We applied the COAWST model to hindcast Hurricane Ivan (2004); several model sensitivity experiments were conducted to examine effects of different levels of coupling among atmosphere, ocean, and wave environments. Model cases with coupling between the atmosphere, ocean, and waves demonstrate modest improvement in track but significant improvement in intensity when compared with the uncoupled cases.

For the coupled cases, ocean and wave model output were compared with in situ and remote observations. It shows that the coupled models represent the SST well, to within 1 °C, at four of the five in situ buoy stations. However, for the interior of the Gulf of Mexico on the right side of the track, both the remote and one in situ time series of observations (at buoy 42003) demonstrate a significant model cold bias. This cold bias is likely due to the excessive mixing produced by the ocean model, a topic we will investigate and report in future research.
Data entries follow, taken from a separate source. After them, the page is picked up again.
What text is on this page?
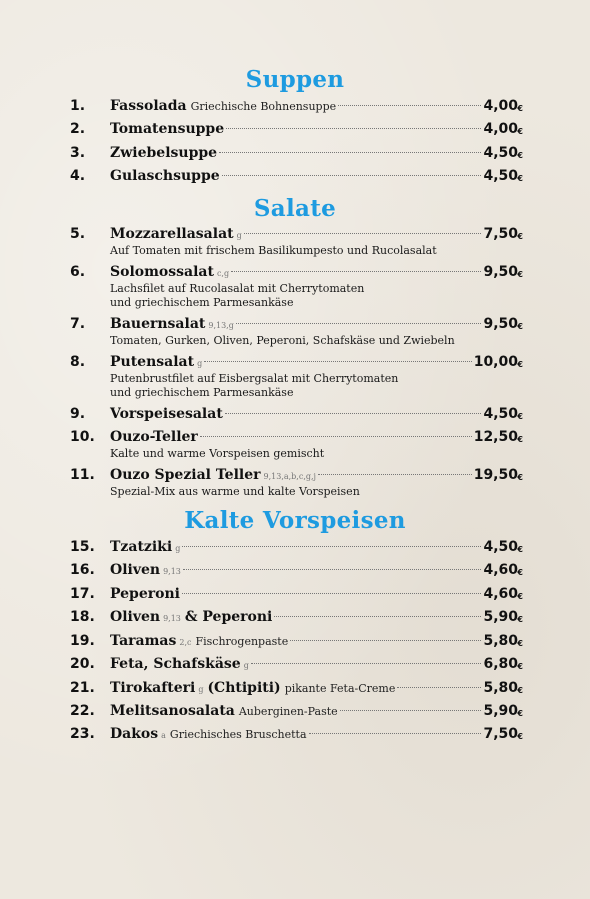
Suppen
1.	Fassolada Griechische Bohnensuppe	4,00 €
2.	Tomatensuppe	4,00 €
3.	Zwiebelsuppe	4,50 €
4.	Gulaschsuppe	4,50 €
Salate
5.	Mozzarellasalat g	7,50 €
Auf Tomaten mit frischem Basilikumpesto und Rucolasalat
6.	Solomossalat c,g	9,50 €
Lachsfilet auf Rucolasalat mit Cherrytomaten
und griechischem Parmesankäse
7.	Bauernsalat 9,13,g	9,50 €
Tomaten, Gurken, Oliven, Peperoni, Schafskäse und Zwiebeln
8.	Putensalat g	10,00 €
Putenbrustfilet auf Eisbergsalat mit Cherrytomaten
und griechischem Parmesankäse
9.	Vorspeisesalat	4,50 €
10.	Ouzo-Teller	12,50 €
Kalte und warme Vorspeisen gemischt
11.	Ouzo Spezial Teller 9,13,a,b,c,g,j	19,50 €
Spezial-Mix aus warme und kalte Vorspeisen
Kalte Vorspeisen
15.	Tzatziki g	4,50 €
16.	Oliven 9,13	4,60 €
17.	Peperoni	4,60 €
18.	Oliven 9,13 & Peperoni	5,90 €
19.	Taramas 2,c Fischrogenpaste	5,80 €
20.	Feta, Schafskäse g	6,80 €
21.	Tirokafteri g (Chtipiti) pikante Feta-Creme	5,80 €
22.	Melitsanosalata Auberginen-Paste	5,90 €
23.	Dakos a Griechisches Bruschetta	7,50 €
Analyses of the heat budget illustrating the modeled effects of a strong TC interacting with the ocean are consistent with observed and theorized ocean dynamics in a hurricane environment. Likewise, coupled wave model results compare favorably to significant wave height measurement by buoys.

With the addition of wave coupling in the three-way case, treatment of the surface roughness length had a definite effect on the maximum wind speed derived in the simulations and is an area needing more study and refinement. Here, we chose to use the Taylor and Yelland (2001) scheme to calculate surface roughness length based on the significant wave height and wave period. The COAWST system provides two other parameterizations for surface roughness: that in Oost et al. (2002) and in Drennan et al. (2005). None of these sea surface roughness parameterizations are universally “best,” and the choice should be made for each specific case. For instance, in an examination of Hurricane Ida and Nor’easter Ida using the COAWST modeling system, Olabarrieta et al. (2012) found that the Oost sea surface parameterization (Oost et al. 2002) provided the best solution for that particular storm. Future studies examining observations and model sensitivity of different wave coupling schemes in generating the roughness length Z 0 and mixing induced by waves are clearly needed.
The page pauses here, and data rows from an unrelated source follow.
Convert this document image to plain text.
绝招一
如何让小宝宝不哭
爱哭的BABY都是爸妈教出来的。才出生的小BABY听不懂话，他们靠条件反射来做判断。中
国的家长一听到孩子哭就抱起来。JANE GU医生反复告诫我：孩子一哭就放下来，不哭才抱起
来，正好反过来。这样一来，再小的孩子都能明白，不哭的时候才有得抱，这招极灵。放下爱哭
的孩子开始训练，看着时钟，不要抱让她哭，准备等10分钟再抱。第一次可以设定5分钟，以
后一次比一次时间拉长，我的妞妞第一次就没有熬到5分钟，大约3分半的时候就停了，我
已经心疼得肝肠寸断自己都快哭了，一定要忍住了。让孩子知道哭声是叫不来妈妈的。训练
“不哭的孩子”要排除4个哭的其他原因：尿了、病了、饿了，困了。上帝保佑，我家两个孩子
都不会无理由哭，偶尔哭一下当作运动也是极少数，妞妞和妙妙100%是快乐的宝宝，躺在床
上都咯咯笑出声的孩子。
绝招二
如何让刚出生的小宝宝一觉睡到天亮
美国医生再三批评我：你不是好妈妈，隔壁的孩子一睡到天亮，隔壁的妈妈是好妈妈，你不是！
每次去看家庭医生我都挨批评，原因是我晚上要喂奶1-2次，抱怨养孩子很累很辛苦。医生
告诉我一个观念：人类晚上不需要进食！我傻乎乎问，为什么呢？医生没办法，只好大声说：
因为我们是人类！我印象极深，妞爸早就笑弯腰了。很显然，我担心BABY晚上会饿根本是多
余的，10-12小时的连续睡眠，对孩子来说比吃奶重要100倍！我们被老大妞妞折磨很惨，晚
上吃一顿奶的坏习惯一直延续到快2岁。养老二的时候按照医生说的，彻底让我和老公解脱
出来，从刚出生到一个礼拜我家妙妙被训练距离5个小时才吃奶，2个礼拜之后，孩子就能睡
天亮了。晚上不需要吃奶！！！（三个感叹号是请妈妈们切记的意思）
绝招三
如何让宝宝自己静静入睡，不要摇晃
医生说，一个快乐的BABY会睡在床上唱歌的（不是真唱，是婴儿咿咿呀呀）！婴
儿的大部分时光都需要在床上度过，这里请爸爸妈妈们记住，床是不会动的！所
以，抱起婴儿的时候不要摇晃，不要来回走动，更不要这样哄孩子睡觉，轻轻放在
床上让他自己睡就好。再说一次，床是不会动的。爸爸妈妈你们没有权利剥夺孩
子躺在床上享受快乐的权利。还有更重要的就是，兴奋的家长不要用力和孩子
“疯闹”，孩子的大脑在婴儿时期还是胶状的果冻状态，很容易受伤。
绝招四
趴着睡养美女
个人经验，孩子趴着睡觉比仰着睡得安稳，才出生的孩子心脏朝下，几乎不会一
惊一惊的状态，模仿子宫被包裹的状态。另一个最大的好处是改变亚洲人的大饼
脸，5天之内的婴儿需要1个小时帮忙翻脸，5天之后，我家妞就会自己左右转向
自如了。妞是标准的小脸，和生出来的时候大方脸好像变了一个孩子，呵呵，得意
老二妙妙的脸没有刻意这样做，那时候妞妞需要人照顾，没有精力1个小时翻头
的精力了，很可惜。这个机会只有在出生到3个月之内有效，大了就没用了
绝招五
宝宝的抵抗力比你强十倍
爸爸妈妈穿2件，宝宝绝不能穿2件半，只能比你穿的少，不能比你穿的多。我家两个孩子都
It is also important to note that future study of the fully coupled COAWST modeling system should include increased wave-atmosphere fluxes of latent and sensible heating caused by dissipative heating and sea spray. Bao et al. (2011) demonstrated that sea spray has a significant impact as 10-m winds climb above 30 m/s by increasing the enthalpy exchange coefficient (C k ) and reducing the 10-m neutral drag coefficient (C D ).

While a slight deviation of simulated TC track and intensity cause some difference in the comparisons to observations, the ability of the fully coupled model to resolve the atmosphere, ocean, and wave environments was shown. The use of a fully coupled model allows a detailed examination of simultaneous interactions among ocean, atmosphere, and wave environments. In a forecast situation, this model would provide very useful and comprehensive environmental conditions (of atmosphere, wave, and ocean) to agencies and emergency managers in the event of a landfalling hurricane.

Our results show that a fairly accurate 108 h simulation of the atmosphere, ocean, and wave environments can be archived without the added benefit of data assimilation, ensemble forecasting, downscaling, or other computationally expensive methods that could degrade the investigation of the dynamics within a coupled model. Future studies including these techniques may further improve the overall skill of model predictions. Contributions to the TC environment from the effects of improved drag formulations, dissipative heating, and sea spray are possible with inclusion of feedback from the wave model but are left for future study.